Trieste Cafe, 24 April 2017

I know I’ve been saying it for, like, ever now but I am burnt out on the downtown MPLS lunch scene. You know I went to Subway last week? Subway. Not because I wanted to but because I couldn’t think of anything good. You know I almost bought a wrap? Jesus Christ, like my dignity just evaporated.
Now, my USPS guy, he’s my new hookup. He told me about Allie’s and that place is a very close second behind C McGee’s. Very close. He asks me today where I’m going for lunch and I tell him I hadn’t thought about it yet. I hadn’t. I was still coming to terms with the fact that I can no longer eat Marconi brand giardiniera. (Don’t ask, just listen: Every time I eat Marconi brand giardiniera, I get some form of gastro-intestinal distress. On the Soft Kathryn Stress-Romance scale, the idea of a life where I have to eat any brand of giardiniera that isn’t Marconi rates a solid stressful.) So I hadn’t packed a lunch and I hadn’t really thought ahead.
USPS guy (I swear, I’ve been here a year and a half and I still don’t know the guy’s name. That rates somewhere between stressful and romantic.) asks if I’ve ever been to this Trieste Café and I say no and he swears they have the best gyros in town. He’s not steered me wrong in the past so I say that’s what I’m doing for lunch.
I go there, meaning I look around the ground floor of the Lumber Exchange Building like a doofus until a tired man behind a desk sleepily pointed me to it before succumbing to Hypnos. I walk in the place and, OK, the fucking place is tiny, we’re talking about the size of the original Lu’s. I get up to the counter and an old Greek dude asks if he can help me and I tell him I’ll take a gyro to go and this is how Greek this guy is: He asks if I want the the sambooch.
What?
Sambooch?
I’m, uh, I’m sorry, I don’t -
He makes a shape with his hands and says, “Sambooch?”
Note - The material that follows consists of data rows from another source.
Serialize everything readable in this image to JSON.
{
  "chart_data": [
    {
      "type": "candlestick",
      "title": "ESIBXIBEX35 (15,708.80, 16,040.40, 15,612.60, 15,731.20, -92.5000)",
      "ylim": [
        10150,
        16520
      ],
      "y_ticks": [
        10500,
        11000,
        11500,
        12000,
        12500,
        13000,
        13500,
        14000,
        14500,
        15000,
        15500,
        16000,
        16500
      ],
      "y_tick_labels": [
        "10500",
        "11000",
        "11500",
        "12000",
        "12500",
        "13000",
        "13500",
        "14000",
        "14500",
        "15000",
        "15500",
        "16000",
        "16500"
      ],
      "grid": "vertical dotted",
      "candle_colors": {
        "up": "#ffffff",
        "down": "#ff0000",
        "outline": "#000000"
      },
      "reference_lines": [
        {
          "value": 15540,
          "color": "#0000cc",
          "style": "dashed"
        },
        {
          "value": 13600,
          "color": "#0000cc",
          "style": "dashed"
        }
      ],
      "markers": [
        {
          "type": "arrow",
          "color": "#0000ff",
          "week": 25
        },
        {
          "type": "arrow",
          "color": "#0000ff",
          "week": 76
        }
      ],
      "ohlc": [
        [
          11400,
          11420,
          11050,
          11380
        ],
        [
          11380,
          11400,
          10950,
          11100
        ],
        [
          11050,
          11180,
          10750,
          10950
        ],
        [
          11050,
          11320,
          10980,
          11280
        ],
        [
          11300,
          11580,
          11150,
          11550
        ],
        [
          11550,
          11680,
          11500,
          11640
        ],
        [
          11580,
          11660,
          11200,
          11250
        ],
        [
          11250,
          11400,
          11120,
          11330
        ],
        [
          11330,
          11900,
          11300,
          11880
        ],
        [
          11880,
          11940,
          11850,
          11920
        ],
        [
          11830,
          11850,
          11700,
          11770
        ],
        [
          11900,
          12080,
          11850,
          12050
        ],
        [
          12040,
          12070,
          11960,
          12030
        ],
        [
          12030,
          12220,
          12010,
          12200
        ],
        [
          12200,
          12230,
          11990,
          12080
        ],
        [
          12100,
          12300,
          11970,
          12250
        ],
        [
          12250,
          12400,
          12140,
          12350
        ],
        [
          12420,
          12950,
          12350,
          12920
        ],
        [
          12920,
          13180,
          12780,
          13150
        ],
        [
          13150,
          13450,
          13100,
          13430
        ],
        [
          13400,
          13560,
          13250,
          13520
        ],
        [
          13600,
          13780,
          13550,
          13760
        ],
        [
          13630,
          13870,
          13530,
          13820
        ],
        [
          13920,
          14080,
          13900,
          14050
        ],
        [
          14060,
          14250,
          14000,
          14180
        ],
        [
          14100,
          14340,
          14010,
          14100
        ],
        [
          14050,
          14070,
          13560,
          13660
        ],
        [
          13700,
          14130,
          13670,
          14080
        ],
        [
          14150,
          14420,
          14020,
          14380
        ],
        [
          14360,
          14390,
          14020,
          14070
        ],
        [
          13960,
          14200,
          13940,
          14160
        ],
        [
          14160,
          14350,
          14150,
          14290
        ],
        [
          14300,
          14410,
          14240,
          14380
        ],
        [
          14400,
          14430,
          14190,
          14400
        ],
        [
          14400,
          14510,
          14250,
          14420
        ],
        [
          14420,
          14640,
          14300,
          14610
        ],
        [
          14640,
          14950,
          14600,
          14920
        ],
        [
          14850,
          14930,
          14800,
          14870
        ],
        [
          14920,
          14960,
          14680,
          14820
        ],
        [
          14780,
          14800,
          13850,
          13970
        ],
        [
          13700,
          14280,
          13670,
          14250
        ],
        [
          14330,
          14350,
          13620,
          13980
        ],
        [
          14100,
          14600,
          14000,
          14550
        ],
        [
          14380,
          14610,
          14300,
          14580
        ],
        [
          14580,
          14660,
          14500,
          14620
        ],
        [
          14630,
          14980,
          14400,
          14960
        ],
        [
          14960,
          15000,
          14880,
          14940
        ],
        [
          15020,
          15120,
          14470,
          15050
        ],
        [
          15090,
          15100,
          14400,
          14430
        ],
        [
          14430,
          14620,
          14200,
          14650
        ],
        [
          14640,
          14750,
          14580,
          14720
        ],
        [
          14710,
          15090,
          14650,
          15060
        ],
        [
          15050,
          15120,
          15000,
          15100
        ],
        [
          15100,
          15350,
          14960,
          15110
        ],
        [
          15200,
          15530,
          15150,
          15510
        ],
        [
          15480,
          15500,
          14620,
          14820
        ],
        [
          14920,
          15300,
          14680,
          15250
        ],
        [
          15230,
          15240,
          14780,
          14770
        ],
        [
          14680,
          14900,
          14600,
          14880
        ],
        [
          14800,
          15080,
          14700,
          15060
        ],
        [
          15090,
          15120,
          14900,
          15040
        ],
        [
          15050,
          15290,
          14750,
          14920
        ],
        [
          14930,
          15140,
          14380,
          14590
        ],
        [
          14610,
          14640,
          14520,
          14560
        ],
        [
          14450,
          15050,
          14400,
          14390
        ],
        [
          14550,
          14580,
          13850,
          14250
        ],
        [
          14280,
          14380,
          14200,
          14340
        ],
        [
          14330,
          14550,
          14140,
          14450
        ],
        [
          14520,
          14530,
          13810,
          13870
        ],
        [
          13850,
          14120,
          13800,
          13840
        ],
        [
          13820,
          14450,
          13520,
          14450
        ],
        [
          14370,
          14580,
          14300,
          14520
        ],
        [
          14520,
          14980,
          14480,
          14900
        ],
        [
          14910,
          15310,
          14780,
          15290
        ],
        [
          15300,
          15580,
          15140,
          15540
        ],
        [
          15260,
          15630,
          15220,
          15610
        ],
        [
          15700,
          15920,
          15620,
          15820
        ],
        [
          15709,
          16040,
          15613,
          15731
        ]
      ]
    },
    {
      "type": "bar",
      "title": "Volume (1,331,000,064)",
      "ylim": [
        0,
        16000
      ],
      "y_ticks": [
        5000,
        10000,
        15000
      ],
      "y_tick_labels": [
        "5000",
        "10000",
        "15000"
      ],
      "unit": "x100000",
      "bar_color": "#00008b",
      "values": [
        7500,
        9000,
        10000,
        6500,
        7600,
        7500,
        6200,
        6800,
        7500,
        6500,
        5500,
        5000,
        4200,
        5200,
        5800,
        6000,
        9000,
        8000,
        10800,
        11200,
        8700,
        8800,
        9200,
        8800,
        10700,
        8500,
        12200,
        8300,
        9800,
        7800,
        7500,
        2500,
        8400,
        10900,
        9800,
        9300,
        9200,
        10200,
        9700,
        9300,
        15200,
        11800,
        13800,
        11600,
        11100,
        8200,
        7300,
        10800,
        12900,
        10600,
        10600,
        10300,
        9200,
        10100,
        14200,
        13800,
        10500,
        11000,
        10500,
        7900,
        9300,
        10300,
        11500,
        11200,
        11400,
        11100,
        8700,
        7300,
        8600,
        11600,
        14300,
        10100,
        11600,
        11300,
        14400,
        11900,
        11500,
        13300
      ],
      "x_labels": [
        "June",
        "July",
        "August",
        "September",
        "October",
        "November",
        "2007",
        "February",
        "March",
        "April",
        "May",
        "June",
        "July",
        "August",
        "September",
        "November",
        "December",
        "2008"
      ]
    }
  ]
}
Oh, yeah, yeah, just the sandwich, yeah.
This other big Greek dude is already working on it and let me tell you something: About two years ago I think, there was a big deal about mise en place all over NPR. Not just on The Splendid Table, either. About every few weeks, they’d pull some cocky little NYC line cook from this month’s Williamsburg pop-up experience to talk about some shit and you’d have to hear about how mise en place is a guiding principle for everything in life and how this little stuffed shirt was superior to you because he used mise en place. It was enough to make me mistakenly hate cooking for a minute until I realized, no, I actually hate New York.
Anyway, mise en place is basically how you set up your cooking station. I’m sure somebody will want to correct me. I’m not interested. Back to the point: This big Greek dude’s mise en place looked like he had been murdering squids all day. I mean it was fucked up. It was covered in a sheen of tomato guts and there were two squeezed lemon halves off to the far corner of his cutting board. He lifts a lid off a metal tub and scoops out some lamb meat and then I can’t see on the other side of him.
He hands this thing the size of a fucking haggis to the first Greek dude and the first Greek dude tells me to take a bag of chips on my way out. I picked dill pickle chips. I was in there maybe three minutes.
So, how was my sambooch?
Fucker was big, pita was chewy, lettuce was green, tomato was juicy, onion was crisp, lamb meat was tender and flavorful but the star? The real porno star of this sambooch? Got to give it up for the tzatziki, and not just because I love tzatziki. If I wasn’t sure I would die from it, I would eat nothing bu tzatziki. Yes, I know it’s a condiment.
Let me tell you about this tzatziki. I’ve had Christo’s, I’ve had Holy Land’s, I’ve had Zakia’s, I’ve had Greek Grill’s (meaning I’ve had Sysco’s), brother, I’ve had tzatziki. Good tzatziki, too, and I would love to talk to you about this tzatziki.
I thought there was fucking cucumber on my gyro - nothing I would be opposed to, mind you - but, no, it was the tzatziki. Vibrant lemon notes supported a robust, pronounced dill - I mean, I’m talking about dill - that made my life worth living all of a sudden. I’ve experienced only a few moments like this. It’s the moment when Marquee Moon “clicks” for you, it’s the moment you bed your twenty-year crush, it’s the moment you have this fucking tzatziki. Jesus Christ, this fucking tzatziki. I can die now because I’ve had this tzatziki.
It was eight and some change before tip. So eleven some odd dollars to have my fucking life changed. There was no wait, no line, and this fuckin’ tzatziki - goddamn, this fuckin’ tzatziki, I’m telling you. I had no idea tzatziki could be this good. It was, and I believe I’m using this word as correctly as one can, revelatory. I’m going back there, I’m giving them more of my money, I might actually put in an application.